After a decade of dominance by U.S. equities, global investors are shifting capital toward Asia as expectations of looser U.S. monetary policy, a weaker dollar, and the region’s accelerating AI boom redefine market opportunities, according to Bank of America (BofA).
Ahead of the BofA Securities Asia Pacific Conference, which begins Monday, Candace Browning, the bank’s head of global research, said Asia is increasingly becoming a magnet for global capital.
According to Browning, “We’re seeing clients diversify away from the U.S. into Asia. The stimulus potential is significant, competition in the tech space is real, and valuations here provide a buffer compared to expensive U.S. stocks.
“Asia is the backbone of the global AI supply chain,” she said. “The region underpins nearly every layer of the AI stack and can drive both hardware production and software innovation”, Browning added.

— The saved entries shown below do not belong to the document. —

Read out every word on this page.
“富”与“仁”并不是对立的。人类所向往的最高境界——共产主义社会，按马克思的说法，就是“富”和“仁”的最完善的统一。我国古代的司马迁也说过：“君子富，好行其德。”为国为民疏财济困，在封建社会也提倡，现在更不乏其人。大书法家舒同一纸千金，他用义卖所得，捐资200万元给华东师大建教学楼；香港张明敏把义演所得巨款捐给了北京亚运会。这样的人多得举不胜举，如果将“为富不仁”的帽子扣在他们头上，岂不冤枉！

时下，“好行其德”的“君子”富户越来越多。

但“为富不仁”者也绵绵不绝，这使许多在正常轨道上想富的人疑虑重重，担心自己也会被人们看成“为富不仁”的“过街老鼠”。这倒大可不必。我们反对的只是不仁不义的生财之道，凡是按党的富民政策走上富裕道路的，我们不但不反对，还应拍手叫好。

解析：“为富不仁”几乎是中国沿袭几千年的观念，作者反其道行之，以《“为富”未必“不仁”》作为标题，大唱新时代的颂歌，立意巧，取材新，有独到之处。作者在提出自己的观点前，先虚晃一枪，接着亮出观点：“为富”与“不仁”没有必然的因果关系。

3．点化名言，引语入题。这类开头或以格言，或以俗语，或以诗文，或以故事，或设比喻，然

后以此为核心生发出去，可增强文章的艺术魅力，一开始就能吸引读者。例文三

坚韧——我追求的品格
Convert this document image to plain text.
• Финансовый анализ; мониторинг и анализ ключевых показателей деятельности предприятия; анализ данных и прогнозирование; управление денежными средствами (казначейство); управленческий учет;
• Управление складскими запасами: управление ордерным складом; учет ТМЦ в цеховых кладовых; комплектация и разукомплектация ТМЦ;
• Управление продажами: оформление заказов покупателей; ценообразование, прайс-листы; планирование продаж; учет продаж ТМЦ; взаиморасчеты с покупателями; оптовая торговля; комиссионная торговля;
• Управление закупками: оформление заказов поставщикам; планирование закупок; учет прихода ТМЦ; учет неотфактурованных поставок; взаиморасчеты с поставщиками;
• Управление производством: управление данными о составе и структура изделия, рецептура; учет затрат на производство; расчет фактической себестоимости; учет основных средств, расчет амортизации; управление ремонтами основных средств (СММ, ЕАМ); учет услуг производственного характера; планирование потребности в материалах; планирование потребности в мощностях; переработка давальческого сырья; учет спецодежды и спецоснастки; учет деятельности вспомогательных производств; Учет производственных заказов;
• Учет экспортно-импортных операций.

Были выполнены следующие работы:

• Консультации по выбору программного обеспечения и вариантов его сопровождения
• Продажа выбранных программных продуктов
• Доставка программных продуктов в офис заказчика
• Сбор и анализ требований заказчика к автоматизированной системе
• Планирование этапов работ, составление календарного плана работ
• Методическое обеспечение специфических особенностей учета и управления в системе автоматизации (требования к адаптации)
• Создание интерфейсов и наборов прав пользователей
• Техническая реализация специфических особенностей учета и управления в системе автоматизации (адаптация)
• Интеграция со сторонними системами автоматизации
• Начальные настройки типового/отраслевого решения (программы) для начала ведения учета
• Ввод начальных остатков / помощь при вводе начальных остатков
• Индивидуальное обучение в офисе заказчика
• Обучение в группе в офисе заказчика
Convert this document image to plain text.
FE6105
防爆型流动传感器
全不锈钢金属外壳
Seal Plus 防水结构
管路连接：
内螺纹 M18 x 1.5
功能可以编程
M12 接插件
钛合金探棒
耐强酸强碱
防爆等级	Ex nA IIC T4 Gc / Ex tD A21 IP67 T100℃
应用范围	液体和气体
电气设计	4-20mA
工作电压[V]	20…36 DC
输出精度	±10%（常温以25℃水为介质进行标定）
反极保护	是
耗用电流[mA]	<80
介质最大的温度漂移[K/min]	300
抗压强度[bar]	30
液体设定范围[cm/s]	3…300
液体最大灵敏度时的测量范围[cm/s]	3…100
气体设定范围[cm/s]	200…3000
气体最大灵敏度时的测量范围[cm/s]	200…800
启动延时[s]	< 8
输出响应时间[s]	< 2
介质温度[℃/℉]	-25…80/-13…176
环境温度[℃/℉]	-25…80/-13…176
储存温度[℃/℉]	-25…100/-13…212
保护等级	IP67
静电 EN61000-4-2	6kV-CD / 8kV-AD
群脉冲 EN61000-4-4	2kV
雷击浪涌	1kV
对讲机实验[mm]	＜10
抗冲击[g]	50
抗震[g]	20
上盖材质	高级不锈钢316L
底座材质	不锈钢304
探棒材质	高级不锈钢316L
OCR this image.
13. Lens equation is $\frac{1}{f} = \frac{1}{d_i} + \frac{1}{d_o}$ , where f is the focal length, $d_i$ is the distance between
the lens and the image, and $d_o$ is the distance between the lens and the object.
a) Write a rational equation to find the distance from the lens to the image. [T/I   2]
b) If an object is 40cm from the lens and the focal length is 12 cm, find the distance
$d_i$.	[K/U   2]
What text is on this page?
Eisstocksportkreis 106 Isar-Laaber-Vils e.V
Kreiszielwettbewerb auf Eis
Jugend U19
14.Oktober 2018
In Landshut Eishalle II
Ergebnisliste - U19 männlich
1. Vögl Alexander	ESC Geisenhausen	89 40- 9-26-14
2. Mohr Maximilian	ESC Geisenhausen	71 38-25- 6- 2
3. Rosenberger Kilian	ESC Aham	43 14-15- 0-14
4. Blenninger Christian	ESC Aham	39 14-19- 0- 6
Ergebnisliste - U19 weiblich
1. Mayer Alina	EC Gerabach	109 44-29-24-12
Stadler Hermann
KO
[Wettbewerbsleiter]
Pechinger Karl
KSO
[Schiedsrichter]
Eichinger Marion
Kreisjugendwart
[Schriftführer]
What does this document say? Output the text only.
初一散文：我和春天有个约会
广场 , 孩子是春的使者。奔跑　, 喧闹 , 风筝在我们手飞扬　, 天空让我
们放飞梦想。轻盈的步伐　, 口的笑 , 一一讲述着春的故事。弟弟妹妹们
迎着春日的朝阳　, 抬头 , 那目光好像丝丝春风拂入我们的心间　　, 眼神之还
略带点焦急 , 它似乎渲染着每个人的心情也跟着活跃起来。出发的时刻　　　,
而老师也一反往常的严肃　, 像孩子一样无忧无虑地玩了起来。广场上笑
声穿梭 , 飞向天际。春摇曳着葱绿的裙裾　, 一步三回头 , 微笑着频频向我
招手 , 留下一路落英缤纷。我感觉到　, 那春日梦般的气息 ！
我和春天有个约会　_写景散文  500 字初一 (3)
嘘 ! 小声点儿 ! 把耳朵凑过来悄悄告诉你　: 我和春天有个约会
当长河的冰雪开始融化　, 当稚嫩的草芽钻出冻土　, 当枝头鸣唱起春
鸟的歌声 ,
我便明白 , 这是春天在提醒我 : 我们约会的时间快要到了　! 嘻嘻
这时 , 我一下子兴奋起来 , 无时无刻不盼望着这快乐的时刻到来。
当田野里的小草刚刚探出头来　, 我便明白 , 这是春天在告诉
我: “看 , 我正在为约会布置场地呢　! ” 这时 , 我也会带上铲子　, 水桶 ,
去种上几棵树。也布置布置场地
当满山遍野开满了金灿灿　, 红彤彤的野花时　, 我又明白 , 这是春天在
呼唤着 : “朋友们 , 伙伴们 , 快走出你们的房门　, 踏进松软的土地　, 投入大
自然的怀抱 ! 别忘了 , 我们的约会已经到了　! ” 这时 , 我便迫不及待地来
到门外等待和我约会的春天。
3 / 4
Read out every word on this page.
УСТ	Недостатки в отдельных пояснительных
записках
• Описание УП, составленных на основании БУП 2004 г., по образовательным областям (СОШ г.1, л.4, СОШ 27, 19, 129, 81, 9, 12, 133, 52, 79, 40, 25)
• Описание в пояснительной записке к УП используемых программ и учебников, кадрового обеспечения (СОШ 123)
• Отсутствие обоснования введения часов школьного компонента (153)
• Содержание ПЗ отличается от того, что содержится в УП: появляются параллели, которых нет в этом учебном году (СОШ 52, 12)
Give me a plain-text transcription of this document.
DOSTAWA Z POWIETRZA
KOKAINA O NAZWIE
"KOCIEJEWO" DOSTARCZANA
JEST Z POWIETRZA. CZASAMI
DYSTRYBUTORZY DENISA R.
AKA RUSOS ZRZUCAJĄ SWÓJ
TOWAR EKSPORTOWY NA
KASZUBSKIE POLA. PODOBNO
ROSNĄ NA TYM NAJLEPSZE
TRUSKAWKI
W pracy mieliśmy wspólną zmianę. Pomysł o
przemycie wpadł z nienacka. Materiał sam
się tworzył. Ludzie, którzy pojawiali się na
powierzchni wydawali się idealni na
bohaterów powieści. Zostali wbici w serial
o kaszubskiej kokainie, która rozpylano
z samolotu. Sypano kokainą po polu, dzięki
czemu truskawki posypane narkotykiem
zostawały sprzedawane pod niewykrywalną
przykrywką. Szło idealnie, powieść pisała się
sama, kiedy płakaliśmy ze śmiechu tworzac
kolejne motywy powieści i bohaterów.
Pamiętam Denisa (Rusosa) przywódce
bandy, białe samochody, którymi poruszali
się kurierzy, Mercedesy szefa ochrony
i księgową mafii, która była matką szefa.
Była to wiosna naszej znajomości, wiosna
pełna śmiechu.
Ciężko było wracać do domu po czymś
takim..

From the first half of 2020 through the end of 2024, U.S. equities attracted a staggering US$1.2 trillion in inflows, compared with just US$200 billion for the rest of the world combined.
However, momentum has slowed this year. So far in 2025, investors have evenly split allocations between U.S. equity funds and international markets, sending roughly US$50 of every US$100 to non-U.S. destinations, BofA data shows.
Lower U.S. yields and expectations of Federal Reserve rate cuts in 2025 – 2026 are driving renewed interest in Asia’s equity and debt markets.
The AI revolution is a major catalyst. BofA projects that the global AI market will quadruple from US$300 billion in 2025 to nearly US$1.2 trillion by 2030, with Asia-Pacific expected to capture about US$1 trillion of that growth, led by mainland China’s expanding AI ecosystem.